Et voilà..la protesta è servita. Come ogni giorno hanno indossato la divisa e il cappello bianco ma invece dei fornelli ieri pomeriggio una trentina di chef lombardi hanno manifestato in un presidio davanti al Palazzo della Regione a Milano. La mobilitazione “Buttiamo i menù” organizzata dall’Unione Cuochi Regione Lombardia arriva in una settimana “calda” nel cronoprogramma del governo per la riapertura delle attività escluse dall’allentamento di fine aprile. Nelle zone gialle bar e ristoranti hanno riaperto al pubblico ma solo negli spazi esterni e con il limite del coprifuoco alle 22: “troppo poco” dicono i cuochi stellati che al presidente lombardo Attilio Fontana hanno presentato un protocollo per la ripartenza in sicurezza.

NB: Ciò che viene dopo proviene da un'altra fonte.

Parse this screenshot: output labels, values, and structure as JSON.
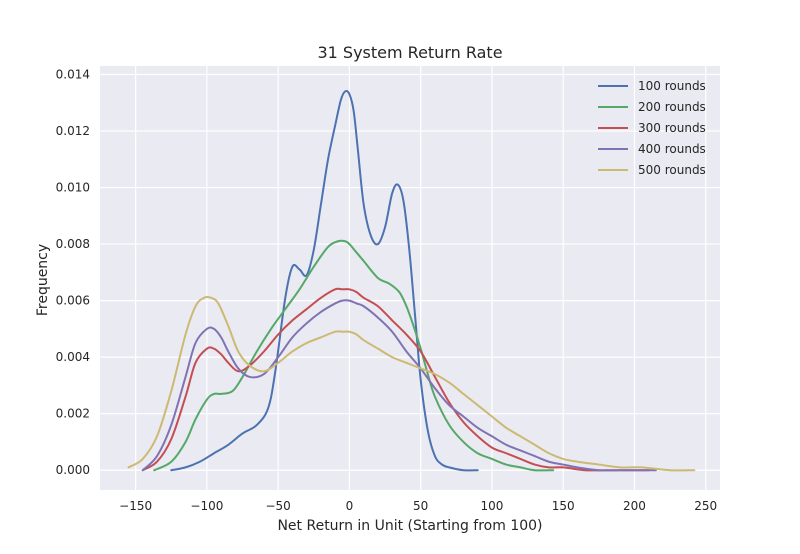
{
  "chart_data": {
    "type": "line",
    "title": "31 System Return Rate",
    "xlabel": "Net Return in Unit (Starting from 100)",
    "ylabel": "Frequency",
    "xlim": [
      -175,
      260
    ],
    "ylim": [
      -0.0007,
      0.0143
    ],
    "xticks": [
      -150,
      -100,
      -50,
      0,
      50,
      100,
      150,
      200,
      250
    ],
    "xtick_labels": [
      "−150",
      "−100",
      "−50",
      "0",
      "50",
      "100",
      "150",
      "200",
      "250"
    ],
    "yticks": [
      0.0,
      0.002,
      0.004,
      0.006,
      0.008,
      0.01,
      0.012,
      0.014
    ],
    "ytick_labels": [
      "0.000",
      "0.002",
      "0.004",
      "0.006",
      "0.008",
      "0.010",
      "0.012",
      "0.014"
    ],
    "grid": true,
    "legend_position": "top-right",
    "series": [
      {
        "name": "100 rounds",
        "color": "#4c72b0",
        "x": [
          -125,
          -115,
          -105,
          -95,
          -85,
          -75,
          -65,
          -57,
          -52,
          -45,
          -40,
          -35,
          -30,
          -25,
          -20,
          -15,
          -10,
          -6,
          -3,
          0,
          3,
          6,
          10,
          15,
          20,
          25,
          30,
          34,
          38,
          42,
          46,
          50,
          55,
          60,
          65,
          70,
          80,
          90
        ],
        "values": [
          0.0,
          0.0001,
          0.0003,
          0.0006,
          0.0009,
          0.0013,
          0.0016,
          0.0022,
          0.0035,
          0.0061,
          0.0072,
          0.0071,
          0.0069,
          0.0078,
          0.0094,
          0.011,
          0.0122,
          0.0131,
          0.0134,
          0.0133,
          0.0127,
          0.0113,
          0.0094,
          0.0083,
          0.008,
          0.0086,
          0.0098,
          0.0101,
          0.0095,
          0.0078,
          0.0055,
          0.0032,
          0.0014,
          0.0005,
          0.0002,
          0.0001,
          0.0,
          0.0
        ]
      },
      {
        "name": "200 rounds",
        "color": "#55a868",
        "x": [
          -137,
          -125,
          -115,
          -108,
          -100,
          -95,
          -90,
          -82,
          -75,
          -65,
          -55,
          -45,
          -35,
          -25,
          -15,
          -8,
          -3,
          0,
          5,
          10,
          20,
          28,
          35,
          40,
          45,
          50,
          55,
          60,
          70,
          80,
          90,
          100,
          110,
          120,
          130,
          143
        ],
        "values": [
          0.0,
          0.0003,
          0.001,
          0.0018,
          0.0025,
          0.0027,
          0.0027,
          0.0028,
          0.0033,
          0.0042,
          0.005,
          0.0057,
          0.0064,
          0.0072,
          0.0079,
          0.0081,
          0.0081,
          0.008,
          0.0077,
          0.0074,
          0.0068,
          0.0066,
          0.0063,
          0.0058,
          0.0051,
          0.0043,
          0.0034,
          0.0026,
          0.0016,
          0.001,
          0.0006,
          0.0004,
          0.0002,
          0.0001,
          0.0,
          0.0
        ]
      },
      {
        "name": "300 rounds",
        "color": "#c44e52",
        "x": [
          -145,
          -135,
          -125,
          -115,
          -108,
          -100,
          -95,
          -90,
          -85,
          -78,
          -70,
          -60,
          -50,
          -40,
          -30,
          -20,
          -10,
          -5,
          0,
          5,
          10,
          20,
          30,
          40,
          50,
          60,
          70,
          80,
          90,
          100,
          110,
          120,
          130,
          140,
          150,
          165,
          180,
          195,
          210
        ],
        "values": [
          0.0,
          0.0003,
          0.0011,
          0.0026,
          0.0038,
          0.0043,
          0.0043,
          0.0041,
          0.0038,
          0.0035,
          0.0037,
          0.0042,
          0.0048,
          0.0053,
          0.0057,
          0.0061,
          0.0064,
          0.0064,
          0.0064,
          0.0063,
          0.0061,
          0.0058,
          0.0053,
          0.0048,
          0.0042,
          0.0033,
          0.0024,
          0.0017,
          0.0012,
          0.0008,
          0.0006,
          0.0004,
          0.0002,
          0.0001,
          0.0001,
          0.0,
          0.0,
          0.0,
          0.0
        ]
      },
      {
        "name": "400 rounds",
        "color": "#8172b3",
        "x": [
          -145,
          -135,
          -125,
          -115,
          -108,
          -100,
          -95,
          -90,
          -85,
          -78,
          -70,
          -60,
          -50,
          -40,
          -30,
          -20,
          -10,
          -5,
          0,
          5,
          10,
          20,
          30,
          40,
          50,
          60,
          70,
          80,
          90,
          100,
          110,
          120,
          130,
          140,
          150,
          160,
          175,
          190,
          205,
          215
        ],
        "values": [
          0.0,
          0.0005,
          0.0016,
          0.0033,
          0.0045,
          0.005,
          0.005,
          0.0047,
          0.0042,
          0.0036,
          0.0033,
          0.0034,
          0.004,
          0.0047,
          0.0052,
          0.0056,
          0.0059,
          0.006,
          0.006,
          0.0059,
          0.0058,
          0.0054,
          0.0049,
          0.0042,
          0.0036,
          0.0029,
          0.0023,
          0.0019,
          0.0015,
          0.0012,
          0.0009,
          0.0007,
          0.0005,
          0.0003,
          0.0002,
          0.0001,
          0.0,
          0.0,
          0.0,
          0.0
        ]
      },
      {
        "name": "500 rounds",
        "color": "#ccb974",
        "x": [
          -155,
          -145,
          -135,
          -125,
          -115,
          -108,
          -102,
          -97,
          -92,
          -85,
          -78,
          -70,
          -60,
          -50,
          -40,
          -30,
          -20,
          -10,
          -5,
          0,
          5,
          10,
          20,
          30,
          40,
          50,
          60,
          70,
          80,
          90,
          100,
          110,
          120,
          130,
          140,
          150,
          160,
          175,
          190,
          205,
          225,
          242
        ],
        "values": [
          0.0001,
          0.0004,
          0.0012,
          0.0028,
          0.0048,
          0.0058,
          0.0061,
          0.0061,
          0.0059,
          0.0051,
          0.0042,
          0.0037,
          0.0035,
          0.0038,
          0.0042,
          0.0045,
          0.0047,
          0.0049,
          0.0049,
          0.0049,
          0.0048,
          0.0046,
          0.0043,
          0.004,
          0.0038,
          0.0036,
          0.0034,
          0.0031,
          0.0027,
          0.0023,
          0.0019,
          0.0015,
          0.0012,
          0.0009,
          0.0006,
          0.0004,
          0.0003,
          0.0002,
          0.0001,
          0.0001,
          0.0,
          0.0
        ]
      }
    ]
  },
  "colors": {
    "plot_background": "#eaeaf2",
    "grid": "#ffffff",
    "text": "#262626"
  }
}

A guidare la delegazione a Palazzo Lombardia lo chef Alberto Luca Somaschini che a Saronno è il coordinatore didattico dell’Istituto Alberghiero del Collegio Arcivescovile Castelli: «Dall’Asia al resto d’Europa i ristoratori impegnati nella gestione dell’attività in sicurezza sono più avanti di noi. – lamenta – Nei locali non ci sono limiti tra l’interno e l’esterno così come nei ricevimenti per i matrimoni perché se si sta seduti e distanziati l’evento non è di per sé rischioso per i contagi. Alla Regione abbiamo chiesto di applicare il protocollo per la ristorazione professionale protetta e un elenco di dieci buone pratiche per garantire agli ospiti la massima sicurezza».
Cuochi Lombardi: “Il 30% ha abbandonato la professione”

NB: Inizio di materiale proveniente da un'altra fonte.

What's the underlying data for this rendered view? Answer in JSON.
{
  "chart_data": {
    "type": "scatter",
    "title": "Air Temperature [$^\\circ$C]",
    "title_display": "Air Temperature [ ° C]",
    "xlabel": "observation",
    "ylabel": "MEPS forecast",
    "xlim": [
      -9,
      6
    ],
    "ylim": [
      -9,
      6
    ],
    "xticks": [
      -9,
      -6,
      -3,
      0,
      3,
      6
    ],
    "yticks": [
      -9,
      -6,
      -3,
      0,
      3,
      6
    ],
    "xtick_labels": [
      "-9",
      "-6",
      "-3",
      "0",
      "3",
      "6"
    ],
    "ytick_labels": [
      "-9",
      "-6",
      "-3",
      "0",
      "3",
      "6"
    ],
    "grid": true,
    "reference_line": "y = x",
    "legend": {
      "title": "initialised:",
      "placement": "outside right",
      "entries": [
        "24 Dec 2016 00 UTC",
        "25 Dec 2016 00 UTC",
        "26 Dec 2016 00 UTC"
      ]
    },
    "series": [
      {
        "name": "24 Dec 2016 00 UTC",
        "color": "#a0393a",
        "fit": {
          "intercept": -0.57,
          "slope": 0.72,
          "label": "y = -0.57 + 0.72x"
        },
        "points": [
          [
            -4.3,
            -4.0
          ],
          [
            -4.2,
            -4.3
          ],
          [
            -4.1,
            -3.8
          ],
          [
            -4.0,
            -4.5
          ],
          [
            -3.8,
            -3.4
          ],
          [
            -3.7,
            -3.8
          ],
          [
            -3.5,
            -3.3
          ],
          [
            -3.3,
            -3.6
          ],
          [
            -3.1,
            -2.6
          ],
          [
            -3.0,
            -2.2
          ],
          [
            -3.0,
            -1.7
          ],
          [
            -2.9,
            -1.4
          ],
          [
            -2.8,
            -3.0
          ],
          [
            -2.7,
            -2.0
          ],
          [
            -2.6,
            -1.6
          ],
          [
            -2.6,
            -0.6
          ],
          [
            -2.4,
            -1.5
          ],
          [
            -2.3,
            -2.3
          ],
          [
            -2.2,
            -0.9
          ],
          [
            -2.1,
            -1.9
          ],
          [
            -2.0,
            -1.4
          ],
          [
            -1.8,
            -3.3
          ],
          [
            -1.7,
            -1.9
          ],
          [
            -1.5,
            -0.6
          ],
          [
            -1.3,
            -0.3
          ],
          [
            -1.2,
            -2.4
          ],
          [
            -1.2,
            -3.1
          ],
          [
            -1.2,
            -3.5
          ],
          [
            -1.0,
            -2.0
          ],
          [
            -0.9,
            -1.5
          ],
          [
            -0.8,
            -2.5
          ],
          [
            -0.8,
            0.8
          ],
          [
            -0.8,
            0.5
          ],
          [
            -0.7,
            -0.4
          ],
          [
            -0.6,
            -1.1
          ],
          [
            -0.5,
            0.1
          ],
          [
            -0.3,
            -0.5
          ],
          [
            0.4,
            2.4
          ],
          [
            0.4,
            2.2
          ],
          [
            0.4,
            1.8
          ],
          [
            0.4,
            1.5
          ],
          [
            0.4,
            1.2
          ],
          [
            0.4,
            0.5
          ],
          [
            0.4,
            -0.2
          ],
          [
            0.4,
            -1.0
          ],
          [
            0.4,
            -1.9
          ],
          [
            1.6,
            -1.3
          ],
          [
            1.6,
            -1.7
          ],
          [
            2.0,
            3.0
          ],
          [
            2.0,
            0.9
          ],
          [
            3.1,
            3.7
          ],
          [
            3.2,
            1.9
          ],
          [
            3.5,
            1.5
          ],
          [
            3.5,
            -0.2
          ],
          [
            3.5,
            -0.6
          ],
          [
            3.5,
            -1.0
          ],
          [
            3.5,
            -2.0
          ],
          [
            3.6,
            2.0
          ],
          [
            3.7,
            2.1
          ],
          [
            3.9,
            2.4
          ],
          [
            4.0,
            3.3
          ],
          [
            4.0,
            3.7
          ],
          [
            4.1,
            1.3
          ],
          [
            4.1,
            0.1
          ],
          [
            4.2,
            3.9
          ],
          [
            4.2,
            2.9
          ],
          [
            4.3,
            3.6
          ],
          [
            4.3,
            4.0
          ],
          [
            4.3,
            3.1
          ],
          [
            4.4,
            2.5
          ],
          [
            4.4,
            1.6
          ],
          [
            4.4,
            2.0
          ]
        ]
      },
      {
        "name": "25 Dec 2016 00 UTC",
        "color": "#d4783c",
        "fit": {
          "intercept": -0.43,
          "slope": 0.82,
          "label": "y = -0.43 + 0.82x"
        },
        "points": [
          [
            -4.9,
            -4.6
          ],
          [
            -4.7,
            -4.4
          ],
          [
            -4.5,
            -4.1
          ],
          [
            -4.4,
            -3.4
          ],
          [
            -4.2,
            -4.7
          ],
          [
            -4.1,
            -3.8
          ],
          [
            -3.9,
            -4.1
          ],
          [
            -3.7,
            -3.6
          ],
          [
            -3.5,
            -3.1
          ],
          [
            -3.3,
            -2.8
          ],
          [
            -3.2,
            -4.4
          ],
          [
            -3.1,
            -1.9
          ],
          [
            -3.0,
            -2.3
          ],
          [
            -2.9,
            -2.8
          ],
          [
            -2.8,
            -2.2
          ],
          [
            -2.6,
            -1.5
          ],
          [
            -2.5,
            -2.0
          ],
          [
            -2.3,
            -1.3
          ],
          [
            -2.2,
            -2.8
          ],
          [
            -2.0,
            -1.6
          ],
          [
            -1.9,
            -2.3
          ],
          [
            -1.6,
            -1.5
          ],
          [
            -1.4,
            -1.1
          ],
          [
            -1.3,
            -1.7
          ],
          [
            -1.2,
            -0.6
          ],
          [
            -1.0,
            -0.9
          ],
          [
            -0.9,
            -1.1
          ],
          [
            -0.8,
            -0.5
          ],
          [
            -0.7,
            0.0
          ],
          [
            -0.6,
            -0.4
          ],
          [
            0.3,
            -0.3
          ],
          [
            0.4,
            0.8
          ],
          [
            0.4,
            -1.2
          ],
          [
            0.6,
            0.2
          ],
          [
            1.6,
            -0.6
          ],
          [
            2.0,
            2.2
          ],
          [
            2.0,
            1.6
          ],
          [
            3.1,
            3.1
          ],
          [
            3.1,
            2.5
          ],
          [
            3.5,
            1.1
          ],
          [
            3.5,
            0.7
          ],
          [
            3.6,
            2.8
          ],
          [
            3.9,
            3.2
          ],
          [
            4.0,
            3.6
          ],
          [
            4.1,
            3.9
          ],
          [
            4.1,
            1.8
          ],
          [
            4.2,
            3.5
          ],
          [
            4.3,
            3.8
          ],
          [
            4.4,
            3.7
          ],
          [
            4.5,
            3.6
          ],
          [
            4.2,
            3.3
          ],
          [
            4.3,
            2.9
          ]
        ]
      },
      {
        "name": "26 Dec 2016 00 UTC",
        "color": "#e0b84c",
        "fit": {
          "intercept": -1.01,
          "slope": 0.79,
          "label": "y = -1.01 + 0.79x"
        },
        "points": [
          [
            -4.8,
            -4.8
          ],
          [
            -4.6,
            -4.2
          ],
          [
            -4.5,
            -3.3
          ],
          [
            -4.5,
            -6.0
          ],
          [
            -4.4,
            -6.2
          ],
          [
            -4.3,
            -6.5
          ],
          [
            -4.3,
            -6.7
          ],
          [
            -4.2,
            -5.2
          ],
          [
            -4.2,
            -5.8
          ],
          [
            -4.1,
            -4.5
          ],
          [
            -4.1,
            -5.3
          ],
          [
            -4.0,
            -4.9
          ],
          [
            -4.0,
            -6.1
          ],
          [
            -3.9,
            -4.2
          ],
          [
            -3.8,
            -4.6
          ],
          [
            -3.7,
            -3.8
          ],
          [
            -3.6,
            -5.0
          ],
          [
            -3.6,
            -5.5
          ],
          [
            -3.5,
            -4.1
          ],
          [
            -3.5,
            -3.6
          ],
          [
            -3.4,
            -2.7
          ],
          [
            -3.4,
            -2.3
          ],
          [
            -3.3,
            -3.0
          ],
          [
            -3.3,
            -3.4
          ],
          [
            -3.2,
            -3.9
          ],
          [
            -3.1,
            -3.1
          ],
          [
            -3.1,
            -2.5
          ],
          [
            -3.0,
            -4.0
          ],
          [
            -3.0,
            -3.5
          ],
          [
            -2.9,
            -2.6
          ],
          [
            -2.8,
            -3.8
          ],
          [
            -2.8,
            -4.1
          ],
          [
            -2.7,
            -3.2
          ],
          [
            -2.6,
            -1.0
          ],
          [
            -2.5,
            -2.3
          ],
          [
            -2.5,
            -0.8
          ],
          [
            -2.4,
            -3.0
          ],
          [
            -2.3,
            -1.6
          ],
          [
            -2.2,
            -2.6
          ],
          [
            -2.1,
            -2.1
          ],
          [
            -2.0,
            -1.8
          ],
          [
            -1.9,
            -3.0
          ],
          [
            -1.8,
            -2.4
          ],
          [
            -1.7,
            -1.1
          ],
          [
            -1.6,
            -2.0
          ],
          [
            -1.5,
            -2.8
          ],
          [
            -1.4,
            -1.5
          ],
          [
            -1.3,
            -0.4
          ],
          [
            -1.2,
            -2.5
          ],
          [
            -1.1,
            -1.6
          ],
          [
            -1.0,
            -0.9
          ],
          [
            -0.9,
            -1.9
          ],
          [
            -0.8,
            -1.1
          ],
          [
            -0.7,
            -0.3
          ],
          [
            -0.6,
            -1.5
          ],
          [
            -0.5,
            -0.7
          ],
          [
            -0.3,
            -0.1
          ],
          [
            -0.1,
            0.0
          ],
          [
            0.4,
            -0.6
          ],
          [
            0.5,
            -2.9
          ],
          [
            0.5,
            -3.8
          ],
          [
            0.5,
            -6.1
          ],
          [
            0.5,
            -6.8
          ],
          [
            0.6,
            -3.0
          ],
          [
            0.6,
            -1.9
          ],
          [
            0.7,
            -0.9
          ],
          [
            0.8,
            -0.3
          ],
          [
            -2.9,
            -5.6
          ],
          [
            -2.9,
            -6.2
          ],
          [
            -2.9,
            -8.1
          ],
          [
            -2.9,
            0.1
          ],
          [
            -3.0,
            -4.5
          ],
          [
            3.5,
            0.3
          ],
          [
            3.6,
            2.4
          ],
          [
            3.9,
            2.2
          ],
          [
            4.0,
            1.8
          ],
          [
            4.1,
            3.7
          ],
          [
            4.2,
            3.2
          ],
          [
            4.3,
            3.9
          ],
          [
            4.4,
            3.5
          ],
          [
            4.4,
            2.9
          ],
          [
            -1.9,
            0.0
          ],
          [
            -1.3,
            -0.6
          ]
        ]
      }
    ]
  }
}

Sulle prospettive future per la ripresa della ristorazione gourmet nei territori di provincia lontani dai maggiori centri turistici Somaschini aggiunge: «La necessità è di valorizzare l’elemento dell’esperienza che il cliente vive. Nel locale c’è la convivialità, il servizio ma c’è anche il prodotto tipico come il vino particolare o il cibo meno conosciuto. In un territorio come Saronno esperienze gastronomiche di qualità sono possibili ovunque anche nei centri per la grande distribuzione, l’importante è garantire la qualità dei cuochi professionisti». Per il momento l’aria che si respira nelle cucine è tutt’altro che invitante: gli chef lombardi denunciano la crisi nei territori costretti a chiudersi ai turisti.
Dei 10mila cuochi operativi in Lombardia il 30% ha già dovuto abbandonare la professione ma a tremare è tutta la filiera. «Il settore dell’accoglienza, che sia ristorazione, catering o hotellerie non è fine a se stesso. – denuncia Riccardo Carnevali, chef di Dietroalcibo lab a Pavia – La filiera interessa un grande indotto, dai fornitori di materie prime agli artigiani, dai produttori di attrezzature alle lavanderie. Ricominciare a lavorare non è quindi di solo aiuto al nostro settore ma a buona parte dell’economia ferma ormai da troppo». Gli chef lombardi aspettano le prossime mosse del governo ma le “toque bianche” sono in agitazione in tutta Italia: c’è chi come Gianfranco Vissani il mese scorso ha aderito al “pranzo di protesta” allestito dai ristoratori umbri sotto l’abitazione del presidente del Consiglio Draghi a Città della Pieve, una protesta per tutti i palati.